Politics

Who’s ready to desegregate organized sports?

The Seattle Seahawks's Russell WilsonThere is much talk about sports in the news these days, most of it centering on outrage over offensive team names and/or mascots. But there is little talk about desegregation. Make no mistake: Desegregating sports has been a recent topic of discussion. In the last decade, the National Football League made the hiring of black head coaches a top priority, and the number of black quarterbacks has risen dramatically as well. In fact, the odds-on favorite to win this year’s Super Bowl is the Seattle Seahawks, whose quarterback, Russell Wilson, is mostly black within a little American Indian blood thrown into the mix.

We’ve come a long way since Jackie Robinson broke the color barrier. So isn’t it time to take the next step toward desegregating sports? To illustrate what I am referring to, consider this excerpt from a 2011 New York Times article by William C. Rhoden:

During a screening of a movie about the Tuskegee Airmen on Saturday, it finally occurred to me why the absence of white cornerbacks in the N.F.L. — or the presence of so many black ones — presents a compelling snapshot of the American condition.

Often, in reaction to an article about the lack of black quarterbacks or the lack of black coaches and executives, critics point out indignantly that there are no white cornerbacks, either. The disappearance of the white cornerback has more to do with shrunken aspirations, a lack of confidence and a reluctance to compete. [Emphasis added]

Cornerback at the N.F.L. level is the most challenging position in sports. It demands extraordinary speed and quickness. Like fighter pilots, cornerbacks must possess an unusual blend of physical strength and emotional toughness, the ability to think and act quickly under pressure.

Rhoden’s job description of cornerback is spot-on, though his claims about why the position is dominated by blacks is a cop-out. To understand, imagine that the highlighted sentence in the quote were replaced with the following:

The low number of black high school graduates has more to do with shrunken aspirations, a lack of confidence and a reluctance to compete.

Liberals would be aghast if they read that statement, even though, unlike Rhoden’s claim, there is evidence to support it.

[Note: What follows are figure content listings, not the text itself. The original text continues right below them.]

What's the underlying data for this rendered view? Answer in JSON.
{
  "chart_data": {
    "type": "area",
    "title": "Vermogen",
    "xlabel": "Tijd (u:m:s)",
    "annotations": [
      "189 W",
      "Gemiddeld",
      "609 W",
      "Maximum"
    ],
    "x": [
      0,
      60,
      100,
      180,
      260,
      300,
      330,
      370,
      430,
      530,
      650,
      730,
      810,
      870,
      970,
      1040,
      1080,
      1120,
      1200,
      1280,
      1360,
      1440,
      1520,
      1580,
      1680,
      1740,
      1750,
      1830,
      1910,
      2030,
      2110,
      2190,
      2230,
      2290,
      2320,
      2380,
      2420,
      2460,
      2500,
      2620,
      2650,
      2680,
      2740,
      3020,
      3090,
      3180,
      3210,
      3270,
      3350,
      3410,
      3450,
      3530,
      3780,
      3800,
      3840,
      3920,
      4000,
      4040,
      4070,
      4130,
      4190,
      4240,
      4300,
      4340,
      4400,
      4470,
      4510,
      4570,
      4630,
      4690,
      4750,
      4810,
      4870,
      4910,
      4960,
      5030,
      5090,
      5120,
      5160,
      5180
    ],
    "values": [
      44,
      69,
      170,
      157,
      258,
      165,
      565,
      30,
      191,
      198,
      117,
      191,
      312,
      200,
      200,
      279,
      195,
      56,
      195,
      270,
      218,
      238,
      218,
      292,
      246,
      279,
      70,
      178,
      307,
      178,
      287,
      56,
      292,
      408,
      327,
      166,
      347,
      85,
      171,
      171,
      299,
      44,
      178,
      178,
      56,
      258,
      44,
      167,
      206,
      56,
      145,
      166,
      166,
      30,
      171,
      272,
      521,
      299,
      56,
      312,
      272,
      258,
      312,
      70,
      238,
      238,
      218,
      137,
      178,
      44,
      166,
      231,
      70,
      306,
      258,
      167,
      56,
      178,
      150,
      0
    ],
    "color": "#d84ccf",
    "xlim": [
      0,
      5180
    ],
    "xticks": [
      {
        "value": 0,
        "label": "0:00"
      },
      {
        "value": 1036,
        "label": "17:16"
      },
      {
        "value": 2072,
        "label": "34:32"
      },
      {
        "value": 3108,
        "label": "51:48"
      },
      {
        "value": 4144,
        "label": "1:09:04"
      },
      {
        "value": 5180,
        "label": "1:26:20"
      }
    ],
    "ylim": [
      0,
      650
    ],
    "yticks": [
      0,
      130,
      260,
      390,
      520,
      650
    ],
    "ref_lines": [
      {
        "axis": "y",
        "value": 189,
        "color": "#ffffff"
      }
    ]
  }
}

But the last paragraph of the Times excerpt is even more revealing, though again not for the reasons its author assumes. Rhoden is correct in his assertion that cornerback is a challenging position that requires speed, agility, and more. He is also correct that blacks are better suited to its demands.

It makes good sense to recruit black athletes to play cornerback but for the same reasons that enforcing black quotas in education or the workplace makes no sense. In the one instance, a meritocracy is at work. In the second, it is tossed aside wholesale on the grounds of “fairness” and “equality.”

You can’t have it both ways, even though that is precisely what liberals want.